15. The method of claim 14, wherein determining the occurrence of the micro motion comprises applying adaptive thresholding to the third values to discern whether the third values derive from the micro motion.
16. The method of claim 14, wherein determining the occurrence of the micro motion comprises filtering the third values for one or more predetermined range bins to remove the predetermined range bins from subsequent processing.
17. The method of claim 14, wherein determining the occurrence of the micro motion comprises decrementing a respective counter for different range bins, in response to determining that the third values are not derived from the micro motion.
18. The method of claim 14, further comprising determining the second value by performing a moving target indicator algorithm.
19. A non-transitory machine-readable medium having stored thereon a program having a program code for performing the method according to claim 14, when the program is executed on a processor or a programmable hardware.

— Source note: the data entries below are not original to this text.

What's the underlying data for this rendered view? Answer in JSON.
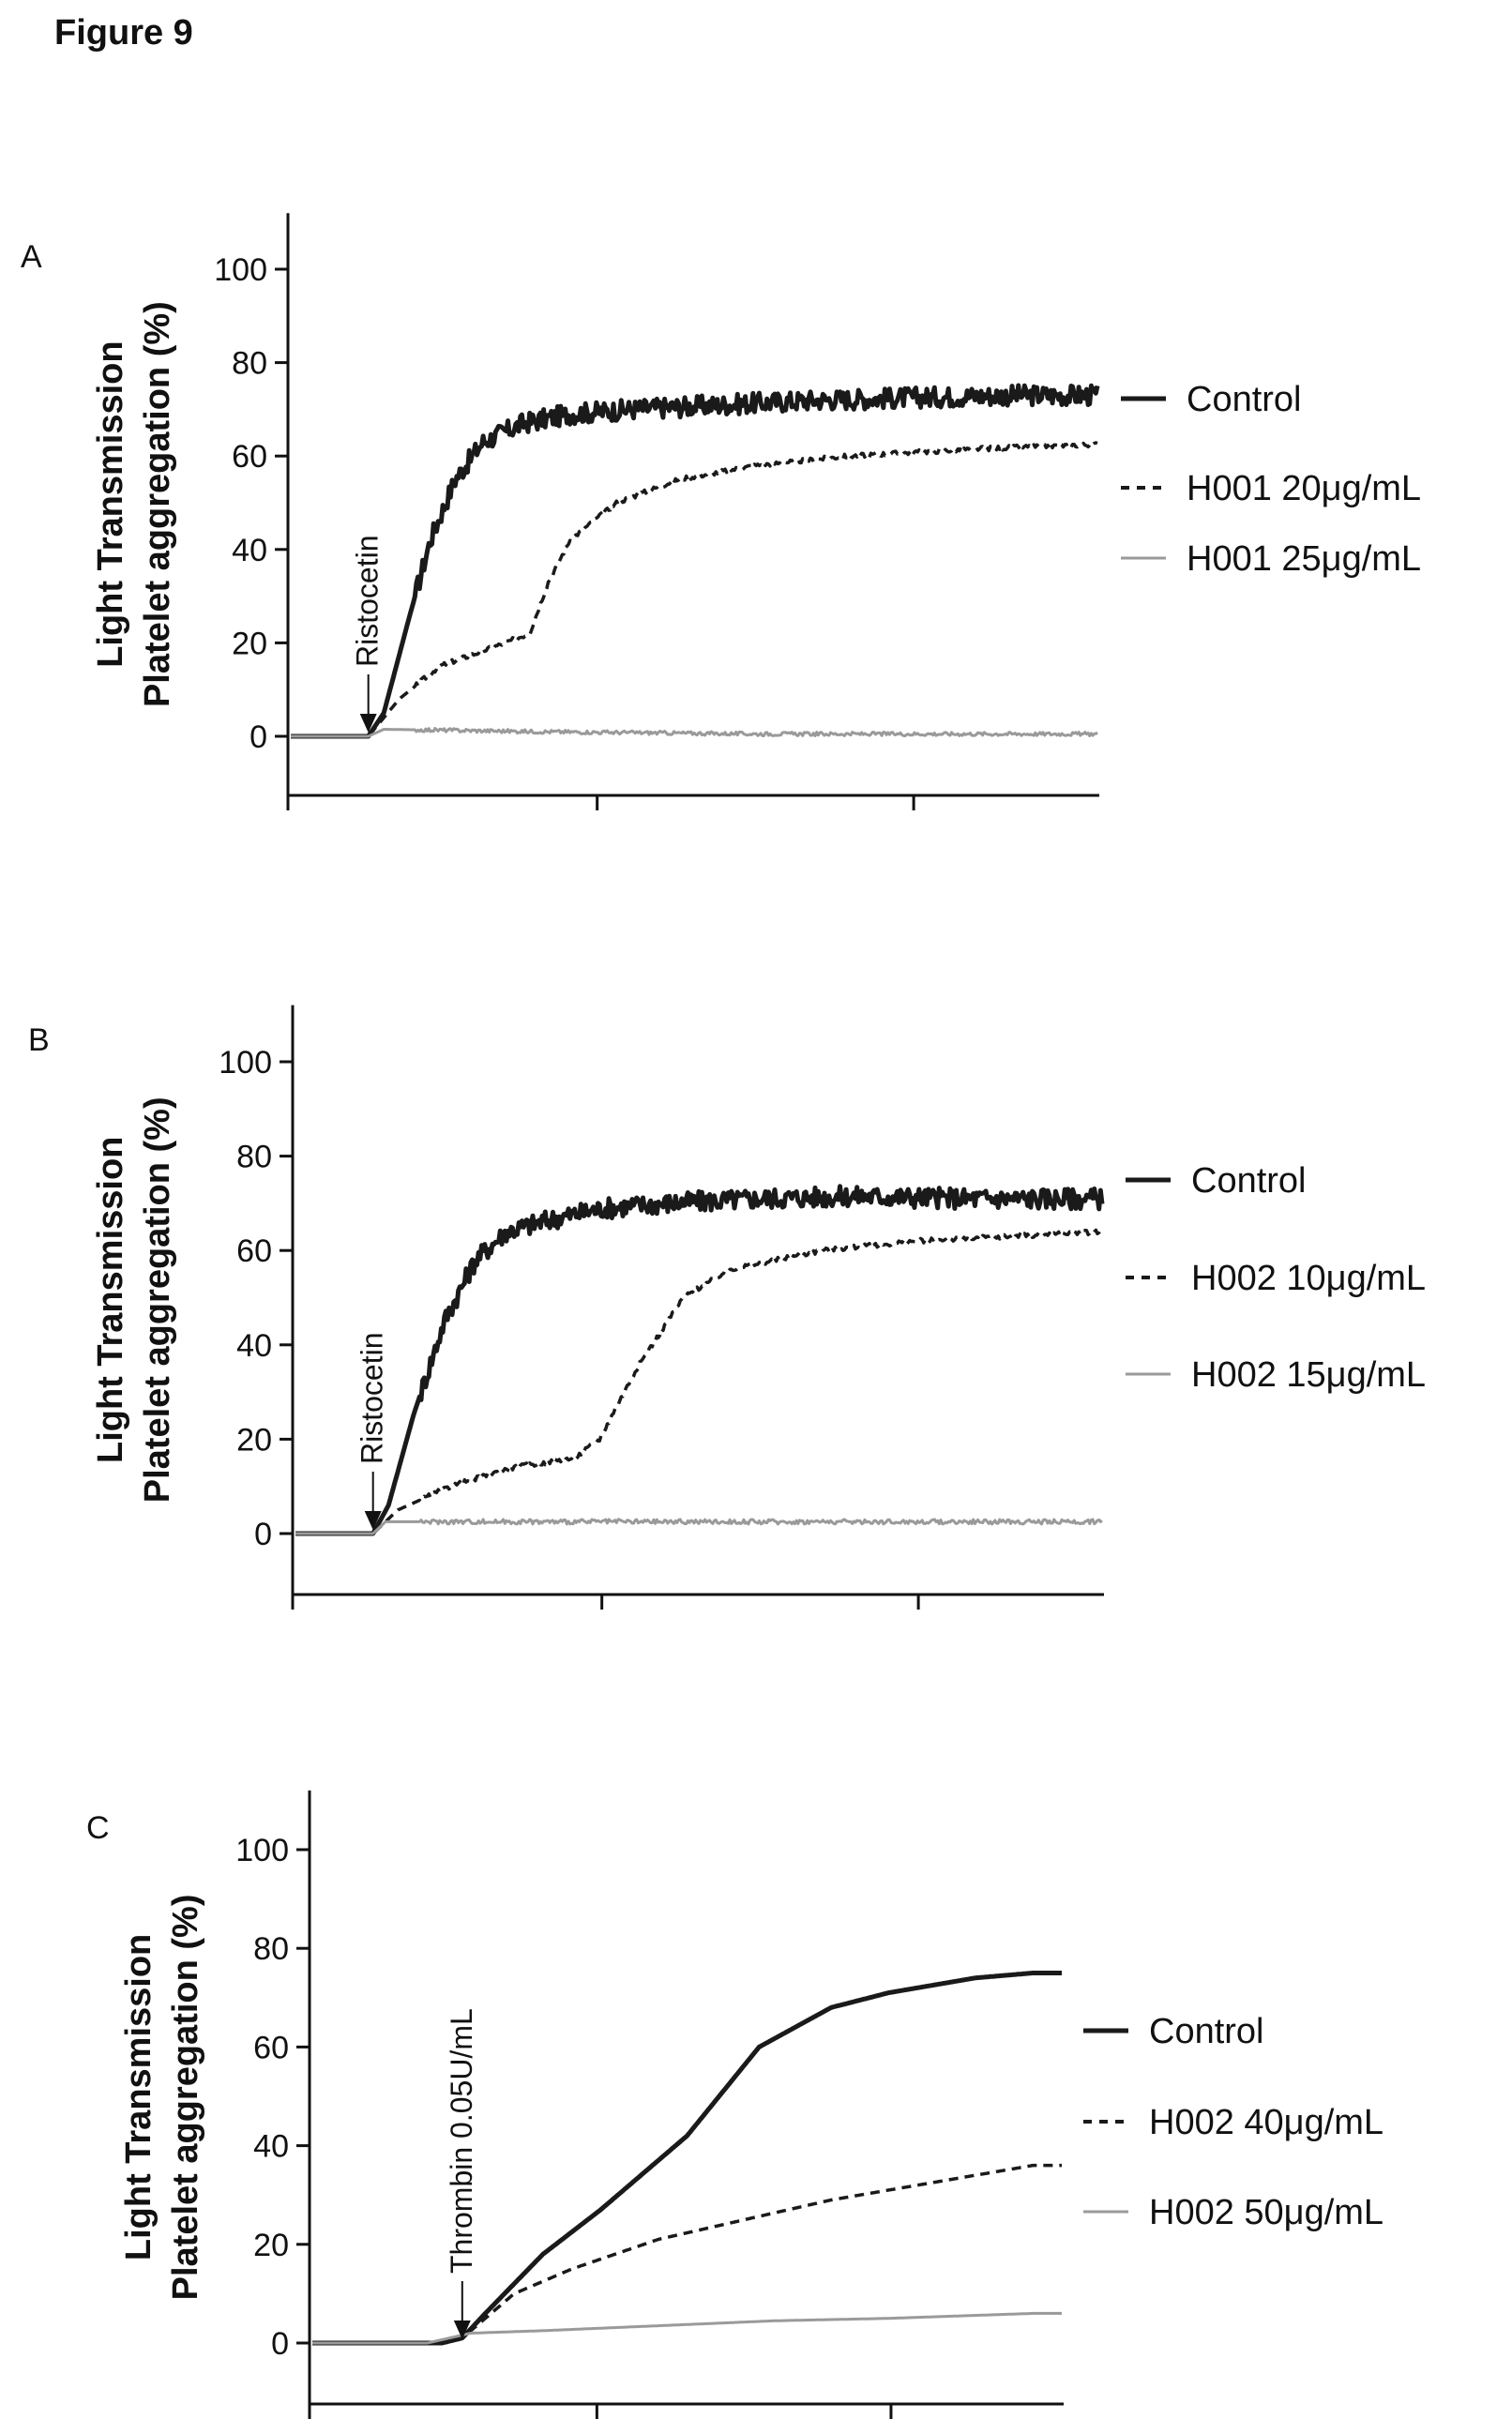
{
  "figure_title": "Figure 9",
  "chart_data": [
    {
      "type": "line",
      "panel": "A",
      "ylabel_lines": [
        "Light Transmission",
        "Platelet aggregation (%)"
      ],
      "ylim": [
        -12,
        112
      ],
      "yticks": [
        0,
        20,
        40,
        60,
        80,
        100
      ],
      "xticks_labeled": false,
      "xlim": [
        0,
        26
      ],
      "annotation": {
        "text": "Ristocetin",
        "x": 2.5
      },
      "legend_position": "right",
      "series": [
        {
          "name": "Control",
          "style": "solid-thick",
          "color": "#1a1a1a",
          "noise": 2.2,
          "points": [
            [
              0,
              0
            ],
            [
              2.5,
              0
            ],
            [
              3.0,
              5
            ],
            [
              3.8,
              25
            ],
            [
              4.5,
              42
            ],
            [
              5.3,
              55
            ],
            [
              6.2,
              63
            ],
            [
              7.5,
              67
            ],
            [
              9,
              69
            ],
            [
              11,
              70
            ],
            [
              14,
              71
            ],
            [
              17,
              72
            ],
            [
              20,
              72.5
            ],
            [
              23,
              73
            ],
            [
              26,
              73
            ]
          ]
        },
        {
          "name": "H001 20μg/mL",
          "style": "dashed",
          "color": "#1a1a1a",
          "noise": 0.5,
          "points": [
            [
              0,
              0
            ],
            [
              2.5,
              0
            ],
            [
              3.5,
              8
            ],
            [
              4.8,
              15
            ],
            [
              6.5,
              19
            ],
            [
              7.7,
              22
            ],
            [
              8.3,
              33
            ],
            [
              9.0,
              42
            ],
            [
              10.5,
              50
            ],
            [
              12.5,
              55
            ],
            [
              15,
              58
            ],
            [
              18,
              60
            ],
            [
              22,
              61.5
            ],
            [
              26,
              62.5
            ]
          ]
        },
        {
          "name": "H001 25μg/mL",
          "style": "solid-light",
          "color": "#9a9a9a",
          "noise": 0.4,
          "points": [
            [
              0,
              0
            ],
            [
              2.5,
              0
            ],
            [
              3.0,
              1.5
            ],
            [
              8,
              1
            ],
            [
              15,
              0.5
            ],
            [
              26,
              0.5
            ]
          ]
        }
      ]
    },
    {
      "type": "line",
      "panel": "B",
      "ylabel_lines": [
        "Light Transmission",
        "Platelet aggregation (%)"
      ],
      "ylim": [
        -12,
        112
      ],
      "yticks": [
        0,
        20,
        40,
        60,
        80,
        100
      ],
      "xticks_labeled": false,
      "xlim": [
        0,
        26
      ],
      "annotation": {
        "text": "Ristocetin",
        "x": 2.5
      },
      "legend_position": "right",
      "series": [
        {
          "name": "Control",
          "style": "solid-thick",
          "color": "#1a1a1a",
          "noise": 2.2,
          "points": [
            [
              0,
              0
            ],
            [
              2.5,
              0
            ],
            [
              3.0,
              6
            ],
            [
              3.8,
              25
            ],
            [
              4.8,
              45
            ],
            [
              5.8,
              58
            ],
            [
              6.8,
              64
            ],
            [
              8.5,
              67
            ],
            [
              10,
              69
            ],
            [
              12,
              70
            ],
            [
              15,
              71
            ],
            [
              18,
              71.5
            ],
            [
              22,
              71
            ],
            [
              26,
              71
            ]
          ]
        },
        {
          "name": "H002 10μg/mL",
          "style": "dashed",
          "color": "#1a1a1a",
          "noise": 0.5,
          "points": [
            [
              0,
              0
            ],
            [
              2.5,
              0
            ],
            [
              3.3,
              5
            ],
            [
              5,
              10
            ],
            [
              7,
              14
            ],
            [
              9,
              16
            ],
            [
              9.8,
              20
            ],
            [
              11,
              35
            ],
            [
              12.5,
              50
            ],
            [
              14,
              56
            ],
            [
              17,
              60
            ],
            [
              20,
              62
            ],
            [
              23,
              63
            ],
            [
              26,
              64
            ]
          ]
        },
        {
          "name": "H002 15μg/mL",
          "style": "solid-light",
          "color": "#9a9a9a",
          "noise": 0.5,
          "points": [
            [
              0,
              0
            ],
            [
              2.5,
              0
            ],
            [
              2.9,
              2.5
            ],
            [
              10,
              2.5
            ],
            [
              18,
              2.5
            ],
            [
              26,
              2.5
            ]
          ]
        }
      ]
    },
    {
      "type": "line",
      "panel": "C",
      "ylabel_lines": [
        "Light Transmission",
        "Platelet aggregation (%)"
      ],
      "ylim": [
        -12,
        112
      ],
      "yticks": [
        0,
        20,
        40,
        60,
        80,
        100
      ],
      "xticks_labeled": false,
      "xlim": [
        0,
        26
      ],
      "annotation": {
        "text": "Thrombin 0.05U/mL",
        "x": 5.2
      },
      "legend_position": "right",
      "series": [
        {
          "name": "Control",
          "style": "solid-thick",
          "color": "#1a1a1a",
          "noise": 0,
          "points": [
            [
              0,
              0
            ],
            [
              4.5,
              0
            ],
            [
              5.2,
              1
            ],
            [
              6,
              6
            ],
            [
              8,
              18
            ],
            [
              10,
              27
            ],
            [
              13,
              42
            ],
            [
              15.5,
              60
            ],
            [
              18,
              68
            ],
            [
              20,
              71
            ],
            [
              23,
              74
            ],
            [
              25,
              75
            ]
          ]
        },
        {
          "name": "H002 40μg/mL",
          "style": "dashed",
          "color": "#1a1a1a",
          "noise": 0,
          "points": [
            [
              0,
              0
            ],
            [
              4,
              0
            ],
            [
              5.2,
              1
            ],
            [
              7,
              10
            ],
            [
              9,
              15
            ],
            [
              12,
              21
            ],
            [
              15,
              25
            ],
            [
              18,
              29
            ],
            [
              21,
              32
            ],
            [
              25,
              36
            ]
          ]
        },
        {
          "name": "H002 50μg/mL",
          "style": "solid-light",
          "color": "#9a9a9a",
          "noise": 0,
          "points": [
            [
              0,
              0
            ],
            [
              4,
              0
            ],
            [
              5.5,
              2
            ],
            [
              8,
              2.5
            ],
            [
              12,
              3.5
            ],
            [
              16,
              4.5
            ],
            [
              20,
              5
            ],
            [
              25,
              6
            ]
          ]
        }
      ]
    }
  ]
}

20. An apparatus for detecting micro motion in a scene sensed by a radar sensor having one or more receive channel, the apparatus comprising processing circuitry configured to:
receive radar data outputted by the radar sensor for each receive channel, the radar data being arranged as frames for each receive channel;
extract micro motion information from the radar data of a considered range bin and generate a first value from said micro motion information for each receive channel, for each frame and for each range bin of a plurality of range bins of the radar data, wherein each range bin corresponds to a distance window relative to the radar sensor;
determine a second value based on the first value determined for the considered range bin at a considered frame and a prior first value determined for the considered range bin at a prior frame for each receive channel, for each frame, and for each range bin;
determine a third value for the considered range bin based on the respective second values to produce third values for each range bin to produce third values; and
determine an occurrence of the micro motion in the scene based on the third values.